Those who practice the other Fine Arts all have long traditions as independent artists who are free to produce, promote and sell their own works. Authors, on the other hand, despite their being Artists, have traditionally been shackled to the pursuit of approval from others, in order to publish their works of Art.
The practice of seeking agents and contracts from publishers grants control over artistic output and income that other artists would not tolerate. But it is authors who provide publishers with their means of making a living, by hiring them to be the middlemen between the producer and the consumer (hiring an agent merely adds another middleman), an approach that dates back to when few could afford to own and operate a printing press.
Personally affordable computer technology has nullified that anachronistic hegemony, but even in the age of the Indie Author-Publisher, too many writing Artists are willing to concede to the demands of retailers who insist on selling books as if they were baskets. Authors are expected to allow their works of Art to be used by retailers as “loss leaders,” by offering their work for a pittance or free of charge – and it is authors who are forced to carry the loss.
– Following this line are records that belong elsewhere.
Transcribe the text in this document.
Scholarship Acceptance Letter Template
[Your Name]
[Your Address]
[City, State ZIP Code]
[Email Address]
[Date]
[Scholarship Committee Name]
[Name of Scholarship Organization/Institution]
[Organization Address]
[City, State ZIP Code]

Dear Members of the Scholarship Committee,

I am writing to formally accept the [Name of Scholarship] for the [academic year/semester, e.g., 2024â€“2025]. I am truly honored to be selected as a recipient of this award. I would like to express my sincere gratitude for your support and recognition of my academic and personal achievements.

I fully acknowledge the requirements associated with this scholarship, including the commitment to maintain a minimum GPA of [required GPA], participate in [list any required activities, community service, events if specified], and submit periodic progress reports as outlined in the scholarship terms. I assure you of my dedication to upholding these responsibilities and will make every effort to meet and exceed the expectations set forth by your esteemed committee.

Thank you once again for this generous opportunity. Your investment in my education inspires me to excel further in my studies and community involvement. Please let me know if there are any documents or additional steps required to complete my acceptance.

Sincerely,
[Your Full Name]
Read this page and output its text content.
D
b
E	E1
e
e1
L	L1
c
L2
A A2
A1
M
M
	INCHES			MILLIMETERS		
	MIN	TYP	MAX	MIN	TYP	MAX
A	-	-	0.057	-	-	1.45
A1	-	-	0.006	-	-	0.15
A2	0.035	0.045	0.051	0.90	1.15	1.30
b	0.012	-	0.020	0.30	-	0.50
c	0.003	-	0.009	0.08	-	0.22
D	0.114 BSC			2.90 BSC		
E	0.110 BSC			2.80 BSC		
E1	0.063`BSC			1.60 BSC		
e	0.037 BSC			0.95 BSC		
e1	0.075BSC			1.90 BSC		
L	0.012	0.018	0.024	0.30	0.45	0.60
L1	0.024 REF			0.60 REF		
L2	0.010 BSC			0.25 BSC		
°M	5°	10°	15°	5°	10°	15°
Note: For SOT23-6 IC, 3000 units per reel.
The revolution in publishing affords writers a golden opportunity to take back our Art from the vested interests in publishing and sales who have misappropriated and mislabeled it as a Craft commodity, for which, if we manufacture it “right,” they will deign to reward us, in their own good time, and at the level of income they deem that we deserve.
Writing is an Art, not a Craft.
The purpose of Art is communication, which is intangible, and the appreciation of which is subjective. The purpose of a Craft is to produce a tangible object, which serves a specific purpose, and can be evaluated objectively on its potential and actual function.
The techniques for making a craft can be learned by anyone with an intact nervous system, the necessary limbs and digits, sufficient dexterity, and the right tools and materials. The craft worker can then set up a stall in the market and be reasonably sure to find buyers for everything the worker has made. There will always be someone out there who needs a new cap, cup or coffin, and who will pay to own it.
The production and selling of art is different. Everyone with an intact nervous system, the necessary organs, a message and the means to communicate it can learn to do so; nevertheless, not every artist who writes, paints, sculpts, acts, sings or plays a musical instrument can be sure that the message in the writing, picture, statue, performance or music will find a receptive patron who will pay for it. An artist may be very effective at communicating “red,” but if the current style is “blue,” or the market is located in a community of persons who have red-green color blindness, no one will pay to own the artist’s work.
At this time, a manual worker who masters a tangible craft will enjoy success. But an artist who masters the intangible art of writing may never enjoy success as a great storyteller, bestselling novelist or award-winning author.
Communication principles govern Art.
Writing style gurus and publishing gatekeepers insist that our success as authors is all up to our following their craft-based rules. But until we can stop accepting the inappropriate imposition of tangible craft rules on our intangible art, we’re going to be miserable, and we’re not going to make any headway towards achieving success (however each of us may define it).
The principles of effective written communication are relatively few and simple:
Sufficient correct punctuation for signage on the path to meaning.
Understanding of literary conventions.
Love for language and loyalty to its complete lexicon.
Writing by inspiration, rather than controlling the performance of the tale.
I call these The 7 Reasonable Rules of Writing. By internalizing and following these fundamental rules, writers can confidently produce and present to the world books that are worth reading: those which clearly communicate universal truths in the kind of enlightened entertainment that should characterize a work of Art.
As technology frees Indie Authors from bondage, our concomitant task is to communicate that it is we, the artists who create with words (and not the gurus and gatekeepers in publishing and sales), who have the right and responsibility to help the reading world achieve the self-actualization that gives meaning to the work of living.
Writers, their inspiration and motivation suffer, because Art and Craft have been confounded. A craft can be carried in a basket. Art must be carried in the heart.
Writers! Take our Art out of the Craft basket: Communicate!
* Adapted from the motion picture Cool Hand Luke.